Our study was built around a simple simulation constructed within the HexSim modeling environment (Schumaker and Brookes 2018). HexSim is a user-friendly, spatially-explicit, individual-based, demo-genetic modeling environment. We modeled a simulated species, and parameterized its life history, demographics, genetic traits, and an interaction between habitat type and genetics (described below). We created a minimally-complex landscape structure that varied episodically throughout our simulations. Each epoch (1,000 simulation time steps) included unique barriers, barrier gaps, or habitat types. We varied behavior (dispersal distance), strength of selection, and barrier gap permeability for a total of eight treatment combinations, and tracked individual genotypes, per-capita homozygosity, per-patch population size, and the number of dispersers moving between the patches in each treatment. Through the use of this single model, we were able to probe expected outcomes of the four focal disciplines, and test the anticipated behaviors of this eco-evo modeling approach.
Landscape Structure
Our landscape was composed of six adjacent habitat patches (two small, two medium, two large) built up from multiple hexagonal cells of uniform quality (Fig. 1). Two large adjoining patches (1326 hexagons each) lie at the landscape center. Two medium-sized patches (200 hexagons each) and two small patches (50 hexagons each) abut the large patches, but not each other. Patch dimensions expressed as columns × rows, were 26 × 51, 10 × 20, and 5 × 10. Collectively, the six patches were assembled from 3152 individual hexagons. Our simulated individuals were never allowed to enter the surrounding non-habitat matrix. Movement barriers were used, at times, to isolate the patches from each other. At other times, small semi-permeable openings in the barriers allowed limited dispersal between neighboring patches. The total size of the barrier gaps between adjacent patches was identical, ensuring individuals had a uniform potential for crossing all patch interfaces.
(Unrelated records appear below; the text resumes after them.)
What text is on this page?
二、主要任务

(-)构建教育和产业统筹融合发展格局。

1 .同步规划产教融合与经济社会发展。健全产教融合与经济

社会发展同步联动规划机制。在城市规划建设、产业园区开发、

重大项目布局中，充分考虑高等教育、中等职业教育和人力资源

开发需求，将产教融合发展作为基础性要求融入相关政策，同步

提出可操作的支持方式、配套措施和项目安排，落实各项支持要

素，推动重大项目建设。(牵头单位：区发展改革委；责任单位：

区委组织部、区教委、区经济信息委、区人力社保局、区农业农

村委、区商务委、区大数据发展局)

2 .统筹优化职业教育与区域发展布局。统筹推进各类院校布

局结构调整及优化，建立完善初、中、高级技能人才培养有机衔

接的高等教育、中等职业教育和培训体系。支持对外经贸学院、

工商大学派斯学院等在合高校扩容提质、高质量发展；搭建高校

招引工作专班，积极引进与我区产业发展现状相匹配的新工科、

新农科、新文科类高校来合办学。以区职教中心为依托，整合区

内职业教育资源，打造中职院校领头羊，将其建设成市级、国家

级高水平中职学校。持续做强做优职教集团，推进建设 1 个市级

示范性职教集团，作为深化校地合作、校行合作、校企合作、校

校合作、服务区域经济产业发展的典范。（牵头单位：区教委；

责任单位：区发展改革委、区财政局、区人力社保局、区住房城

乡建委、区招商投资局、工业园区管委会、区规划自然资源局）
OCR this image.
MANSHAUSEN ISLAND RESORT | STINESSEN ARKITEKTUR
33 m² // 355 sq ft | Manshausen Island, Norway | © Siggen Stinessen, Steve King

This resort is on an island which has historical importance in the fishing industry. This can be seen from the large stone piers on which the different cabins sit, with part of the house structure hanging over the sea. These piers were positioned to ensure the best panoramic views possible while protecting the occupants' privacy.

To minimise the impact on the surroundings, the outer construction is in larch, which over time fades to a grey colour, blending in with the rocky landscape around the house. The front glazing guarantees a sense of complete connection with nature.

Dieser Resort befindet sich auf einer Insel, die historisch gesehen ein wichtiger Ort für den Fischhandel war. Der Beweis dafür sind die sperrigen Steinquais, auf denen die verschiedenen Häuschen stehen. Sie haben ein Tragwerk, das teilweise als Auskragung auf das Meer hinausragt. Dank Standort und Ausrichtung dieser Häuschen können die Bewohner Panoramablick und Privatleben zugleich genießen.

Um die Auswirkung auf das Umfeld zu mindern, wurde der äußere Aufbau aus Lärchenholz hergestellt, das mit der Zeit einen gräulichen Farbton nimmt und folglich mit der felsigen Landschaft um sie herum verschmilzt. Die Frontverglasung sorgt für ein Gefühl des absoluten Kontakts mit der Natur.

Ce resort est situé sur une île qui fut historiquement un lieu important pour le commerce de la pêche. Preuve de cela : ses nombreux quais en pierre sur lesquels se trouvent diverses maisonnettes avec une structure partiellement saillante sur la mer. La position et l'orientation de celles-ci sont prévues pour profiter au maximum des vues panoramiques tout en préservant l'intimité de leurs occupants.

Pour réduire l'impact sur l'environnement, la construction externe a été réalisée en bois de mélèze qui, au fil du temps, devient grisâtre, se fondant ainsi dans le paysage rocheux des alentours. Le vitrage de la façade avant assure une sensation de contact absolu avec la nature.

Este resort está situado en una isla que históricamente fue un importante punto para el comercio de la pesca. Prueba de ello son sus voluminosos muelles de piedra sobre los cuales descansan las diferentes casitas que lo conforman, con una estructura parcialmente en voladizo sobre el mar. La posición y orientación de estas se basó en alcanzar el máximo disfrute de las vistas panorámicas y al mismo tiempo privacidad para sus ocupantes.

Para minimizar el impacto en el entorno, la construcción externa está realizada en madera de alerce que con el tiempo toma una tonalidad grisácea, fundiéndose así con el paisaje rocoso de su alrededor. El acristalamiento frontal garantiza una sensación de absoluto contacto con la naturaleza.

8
Individual Ecological Characteristics
Our simulations ran for a series of time steps, each corresponding to a year, with a sequence of life history events and species-landscape interactions performed at each step. In brief, the life cycle consisted of (a) resource acquisition, (b) pair formation, (c) reproduction, (d) juvenile dispersal, and (e) survival. The individuals making up our population included both sexes and two age classes (juvenile and adult), and our simulations began with the landscape being saturated with adults (3152 individuals spread uniformly across all patch hexagons). Adult females reproduced only if they could pair exclusively with an adult male located nearby (neither females or males had multiple mates). Reproductive rates were normally distributed, with means based on individual resource allocation, which introduced a density-dependent feedback that was further modified by the requirement for pair-formation. Individuals acquired resources from a roughly-circular neighborhood of 37 hexagonal cells, and resources were shared equally by all individuals attempting to utilize them (scramble competition). Juveniles dispersed from their natal site in the year of their birth, and transitioned to adults at the start of the subsequent year. Adults did not move. Dispersal path lengths were drawn from one of two uniform distributions, either “short” (1–5 hexagon steps) or “long” (5–25 hexagon steps). Dispersal paths were set at 75 on a scale of 0 (completely random) to 100 (perfectly linear), and thus were moderately auto-correlated. Individual dispersers took a series of steps from hexagon to adjacent hexagon, and stopped when their path length had been reached. Yearly survival probability was based on stage class (juvenile = 0.500, adult = 0.885), but individuals with less than 20% of their resource goal experienced an additional 10% probability of mortality. Our simulations included a period during which survival decisions were also based on genetic adaptation. In these cases, mortality rates became jointly determined by stage class, location, and genotype (see below).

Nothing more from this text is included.